As part of Connecticut budget implementation bill (Act) Enacted earlier this month, the state made significant revisions to its laws regarding collaborative drug therapy management agreements between pharmacists and certain prescribing practitioners to expand (1) the types of arrangements permitted; (2) prescribers eligible to participate in collaborative agreements with pharmacists; and (3) the scope of authority of pharmacists under these arrangements. These revisions come into effect on July 1, 2022.

Pharmacotherapy Collaborative Agreements – Background

Collaborative medication therapy management (CDTM) agreements are agreements between one or more pharmacists and certain prescribing physicians for the purpose of managing a patient’s medication therapy. Under current law, only physicians and advanced practice registered nurses can enter into CDTM agreements with pharmacists. Current legislation sets out various requirements related to CDTM agreements and the relationship between a pharmacist and a collaborating practitioner. For example, a patient’s drug therapy must be managed according to a protocol established by the collaborating practitioner, and the collaborating practitioner must have an established provider-patient relationship with the patient whose drug therapy is being managed. These requirements remain largely unchanged by the Act, but now generally apply to other types of CDTM arrangements authorized by the Act.

Expansion of permitted arrangements

The law makes changes to the scope of permitted CDTM arrangements. In addition to CDTM agreements, the Act authorizes a new category of arrangement called a “collaborative medication therapy management policy”, which is a written policy adopted by a healthcare facility (see below) for the management of medication therapy in a patient or device and is based on a written protocol or “collaborative drug therapy plan of care”. A collaborative drug therapy care plan is a written document agreed between the prescribing practitioner and pharmacist outlining the agreed-upon approach to achieving the patient’s desired health outcome.

Expansion of eligible practitioners

In addition, the law expands the types of providers authorized to enter into these agreements with pharmacists to include “prescribing practitioners” and “care establishments”. Prescribing Practitioners are licensed practitioners in any jurisdiction of the United States authorized to write prescriptions within their scope of practice. Care facilities are facilities that provide medical services and are licensed, operated, certified, or approved by one of the departments of public health, developmental services, or mental health and addictions services.

Importantly, while the law expands the types of collaborating practitioners, it provides that only “qualified” pharmacists can enter into CDTM agreements. The law does not define this term, but rather requires the Department of Consumer Protection to promulgate regulations setting out the competency requirements for pharmacists who wish to enter into CDTM agreements.

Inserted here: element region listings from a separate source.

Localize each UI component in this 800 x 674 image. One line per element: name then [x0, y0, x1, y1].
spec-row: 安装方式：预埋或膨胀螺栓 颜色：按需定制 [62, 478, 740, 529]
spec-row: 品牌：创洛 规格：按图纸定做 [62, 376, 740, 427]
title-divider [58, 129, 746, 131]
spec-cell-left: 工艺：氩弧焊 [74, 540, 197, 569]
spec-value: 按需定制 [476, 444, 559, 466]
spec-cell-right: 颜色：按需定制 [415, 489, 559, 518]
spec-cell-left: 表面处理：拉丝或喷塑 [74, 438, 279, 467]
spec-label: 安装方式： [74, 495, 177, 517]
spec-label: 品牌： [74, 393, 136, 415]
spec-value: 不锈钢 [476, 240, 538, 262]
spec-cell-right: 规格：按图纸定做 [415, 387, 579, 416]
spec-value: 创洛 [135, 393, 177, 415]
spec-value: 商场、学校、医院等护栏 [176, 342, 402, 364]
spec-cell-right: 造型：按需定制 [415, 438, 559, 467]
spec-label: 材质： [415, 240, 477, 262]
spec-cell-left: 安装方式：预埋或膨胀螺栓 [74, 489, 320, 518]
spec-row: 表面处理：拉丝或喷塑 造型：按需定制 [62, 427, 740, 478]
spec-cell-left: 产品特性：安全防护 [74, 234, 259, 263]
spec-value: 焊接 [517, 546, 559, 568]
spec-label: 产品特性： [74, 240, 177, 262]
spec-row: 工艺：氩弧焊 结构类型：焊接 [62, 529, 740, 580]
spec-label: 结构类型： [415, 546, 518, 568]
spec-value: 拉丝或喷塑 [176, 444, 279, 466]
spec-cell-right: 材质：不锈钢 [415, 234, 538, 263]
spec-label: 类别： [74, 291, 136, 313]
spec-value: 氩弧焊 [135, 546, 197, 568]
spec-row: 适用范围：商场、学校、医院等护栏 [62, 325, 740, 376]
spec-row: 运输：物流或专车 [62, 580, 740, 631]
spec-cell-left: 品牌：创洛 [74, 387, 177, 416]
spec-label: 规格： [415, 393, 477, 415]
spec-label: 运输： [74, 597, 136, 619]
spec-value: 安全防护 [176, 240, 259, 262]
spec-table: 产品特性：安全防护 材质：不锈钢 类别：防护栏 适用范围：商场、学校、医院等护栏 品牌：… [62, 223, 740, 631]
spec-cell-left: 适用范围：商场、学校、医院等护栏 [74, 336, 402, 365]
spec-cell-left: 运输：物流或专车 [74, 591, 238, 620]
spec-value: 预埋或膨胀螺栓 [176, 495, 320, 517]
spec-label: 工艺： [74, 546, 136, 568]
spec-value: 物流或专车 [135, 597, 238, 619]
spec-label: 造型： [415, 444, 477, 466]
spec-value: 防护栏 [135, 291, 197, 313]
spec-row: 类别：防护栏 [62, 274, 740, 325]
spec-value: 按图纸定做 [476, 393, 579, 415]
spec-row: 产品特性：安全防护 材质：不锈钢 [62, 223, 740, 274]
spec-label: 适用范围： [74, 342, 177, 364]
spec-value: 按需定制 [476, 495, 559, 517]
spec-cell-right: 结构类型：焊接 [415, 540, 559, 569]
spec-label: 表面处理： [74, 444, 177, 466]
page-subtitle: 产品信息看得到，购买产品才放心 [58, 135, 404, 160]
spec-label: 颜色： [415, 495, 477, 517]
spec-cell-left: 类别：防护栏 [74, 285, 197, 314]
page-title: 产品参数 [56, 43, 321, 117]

Pharmacist scope of authority

Current law limits a pharmacist to managing drug therapy for individual patients under CDTM agreements. The law allows pharmacists, in accordance with the applicable CDTM agreement or CDTM policy and care plan, to manage not only the drug therapy of individual patients, but also (1) the drug therapy of patient populations; (2) devices prescribed to individuals and patient populations; and (3) therapeutic classes of drugs based on the patient or patient population involved. The current law allows pharmacists to modify, continue, interrupt and deprescribe a drug treatment. Under the Act, pharmacists can now also initiate drug therapy or a device. Notably, the law expressly prohibits pharmacists under CDTM from establishing a port to administer parenteral drugs.